Eglises d'Asie

Mindanao : l’évêque de la préfecture apostolique d’Isabela appelle à une trêve des combats pendant le ramadan

Publié le 18/03/2010




« Nous ne souhaitons pas de combat pendant la période sacrée du ramadan pour nos frères musulmans. » A l’extrême sud-ouest de Mindanao, sur l’île de Basilan, Mgr Martin Jumoad, évêque de la préfecture apostolique d’Isabela, a, dans sa dernière lettre pastorale, appelé à une trêve des combats, pendant le mois du ramadan qui a débuté le 13 septembre dernier, dans cette région ensanglantée par les conflits. Le 2 septembre, son message a été lu dans les huit paroisses du territoire. Sur cette petite île, 27 % de la population est catholique, le reste des habitants étant de religion musulmane.

Mgr Martin Jumoad a également demandé aux deux parties au conflit, le MILF (Front Moro islamique de libération) et l’armée philippine, de « mettre en pratique l’accord de paix dès aujourd’hui », en « mettant leur fierté de côté », car la justice ne peut prévaloir sans la paix. « Permettez-nous de pouvoir encore respirer l’air de la paix et de la liberté, ici, à Basilan », a-t-il imploré.

Interviewé par l’agence Ucanews, le préfet apostolique d’Isabela a expliqué avoir rédigé cette lettre pastorale à la demande du clergé et des religieux qui souhaitaient « aider à soulager la population de son anxiété ». Réunis pour une journée de réflexion le 29 août dernier, 20 prêtres, dont 13 prêtres diocésains, ainsi que 28 religieuses et un frère travaillant dans la préfecture, ont échangé sur les dernières offensives militaires (1) et sur leurs conséquences pour les civils : 15 000 personnes ont été déplacées, certaines d’entre elles contraintes de se réfugier dans les écoles, privant ainsi les enfants de leurs lieux d’enseignement et exacerbant par la même occasion « les tensions ».

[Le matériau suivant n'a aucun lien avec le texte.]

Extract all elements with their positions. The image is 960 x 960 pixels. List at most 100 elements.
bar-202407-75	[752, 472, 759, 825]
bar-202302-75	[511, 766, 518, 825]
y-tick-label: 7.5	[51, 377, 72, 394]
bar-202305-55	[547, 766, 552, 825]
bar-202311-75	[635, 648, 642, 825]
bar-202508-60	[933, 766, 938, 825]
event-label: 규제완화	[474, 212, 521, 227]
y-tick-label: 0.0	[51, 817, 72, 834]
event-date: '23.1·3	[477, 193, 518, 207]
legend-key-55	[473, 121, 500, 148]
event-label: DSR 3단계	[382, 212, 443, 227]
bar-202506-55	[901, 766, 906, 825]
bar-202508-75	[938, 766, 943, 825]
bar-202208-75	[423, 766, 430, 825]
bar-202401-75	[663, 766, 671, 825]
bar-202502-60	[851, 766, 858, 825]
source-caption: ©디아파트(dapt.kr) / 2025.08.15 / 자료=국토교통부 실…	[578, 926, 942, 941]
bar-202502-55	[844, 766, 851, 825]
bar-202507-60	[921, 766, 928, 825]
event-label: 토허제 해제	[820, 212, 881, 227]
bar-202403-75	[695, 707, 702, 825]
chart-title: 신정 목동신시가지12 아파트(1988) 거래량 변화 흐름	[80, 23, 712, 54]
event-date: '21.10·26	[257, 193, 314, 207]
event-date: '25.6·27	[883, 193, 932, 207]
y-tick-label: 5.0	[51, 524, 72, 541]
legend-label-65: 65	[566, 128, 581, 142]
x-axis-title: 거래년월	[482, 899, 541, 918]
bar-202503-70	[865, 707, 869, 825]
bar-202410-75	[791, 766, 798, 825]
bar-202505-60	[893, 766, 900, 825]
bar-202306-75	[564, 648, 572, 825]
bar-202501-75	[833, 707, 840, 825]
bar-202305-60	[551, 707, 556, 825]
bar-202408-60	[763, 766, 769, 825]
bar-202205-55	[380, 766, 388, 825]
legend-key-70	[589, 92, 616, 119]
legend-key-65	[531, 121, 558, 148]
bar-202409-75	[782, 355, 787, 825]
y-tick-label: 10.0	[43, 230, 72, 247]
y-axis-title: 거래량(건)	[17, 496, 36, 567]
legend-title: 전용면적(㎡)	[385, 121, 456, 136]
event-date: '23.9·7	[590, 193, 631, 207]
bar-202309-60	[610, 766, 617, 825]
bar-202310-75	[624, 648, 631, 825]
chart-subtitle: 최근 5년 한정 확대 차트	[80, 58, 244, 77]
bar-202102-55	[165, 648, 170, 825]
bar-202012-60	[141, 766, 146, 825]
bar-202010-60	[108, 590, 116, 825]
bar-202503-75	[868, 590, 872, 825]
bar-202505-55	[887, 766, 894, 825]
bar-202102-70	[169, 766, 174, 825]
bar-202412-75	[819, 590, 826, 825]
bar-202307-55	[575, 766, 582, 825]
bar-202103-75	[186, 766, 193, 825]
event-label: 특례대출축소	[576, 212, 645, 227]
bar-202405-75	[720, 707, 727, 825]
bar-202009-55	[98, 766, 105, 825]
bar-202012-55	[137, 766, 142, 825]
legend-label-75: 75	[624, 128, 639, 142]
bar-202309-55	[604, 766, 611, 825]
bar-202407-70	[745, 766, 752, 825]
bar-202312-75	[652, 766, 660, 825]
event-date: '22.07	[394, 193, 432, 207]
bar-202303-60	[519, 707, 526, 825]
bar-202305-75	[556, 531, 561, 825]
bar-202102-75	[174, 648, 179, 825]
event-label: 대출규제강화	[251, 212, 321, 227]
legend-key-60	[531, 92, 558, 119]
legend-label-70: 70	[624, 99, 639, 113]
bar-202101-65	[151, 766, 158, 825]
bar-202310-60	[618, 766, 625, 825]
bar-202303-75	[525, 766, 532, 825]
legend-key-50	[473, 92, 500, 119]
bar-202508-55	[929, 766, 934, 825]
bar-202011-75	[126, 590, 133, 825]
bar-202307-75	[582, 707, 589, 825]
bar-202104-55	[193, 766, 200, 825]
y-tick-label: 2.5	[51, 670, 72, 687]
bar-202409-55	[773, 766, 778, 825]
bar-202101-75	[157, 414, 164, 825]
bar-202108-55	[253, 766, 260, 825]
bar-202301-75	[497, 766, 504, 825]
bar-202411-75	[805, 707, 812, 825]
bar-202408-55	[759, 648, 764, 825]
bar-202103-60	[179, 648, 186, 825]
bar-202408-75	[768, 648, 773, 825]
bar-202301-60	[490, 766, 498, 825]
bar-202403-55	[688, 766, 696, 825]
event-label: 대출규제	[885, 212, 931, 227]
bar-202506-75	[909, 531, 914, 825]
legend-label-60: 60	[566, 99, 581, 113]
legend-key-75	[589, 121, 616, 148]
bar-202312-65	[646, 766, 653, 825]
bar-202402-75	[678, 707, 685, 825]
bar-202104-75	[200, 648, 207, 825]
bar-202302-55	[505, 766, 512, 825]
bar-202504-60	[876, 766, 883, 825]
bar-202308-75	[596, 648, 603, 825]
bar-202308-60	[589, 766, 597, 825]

Pour Mgr Jumoad, le fait que les militaires ne respectent pas la période du ramadan a « provoqué beaucoup de haine, de ressentiment et de peur parmi les habitants, quelle que soit leur religion ». Des rumeurs circulent notamment sur d’éventuels incendies d’églises, de nouvelles prises d’otages (2) et sur des assassinats de catholiques.

Mais la guerre n’est pas seulement désastreuse pour les familles des soldats ou les civils, elle l’est également pour l’économie locale et nationale, du fait de son coût – un milliard de pesos par mois (15,5 millions d’euros). Selon Social Watch Philippines-Mindanao, ces offensives militaires ne font que retarder l’éradication de la pauvreté, dans l’une des régions les plus pauvres des Philippines. D’après Mgr Jumoad, avant les élections législatives de mai dernier, des politiciens « gourmands » et « aveuglés par leur intérêts égoïstes » ont fait livrer des armes à feu par centaines, afin de constituer leurs « propres armées », augmentant ainsi les menaces contre la vie des habitants. Dans sa lettre, le préfet apostolique a également demandé aux médias d’« être responsables » et de ne pas faire preuve de « sensationnalisme » qui contribue à semer encore davantage de peurs.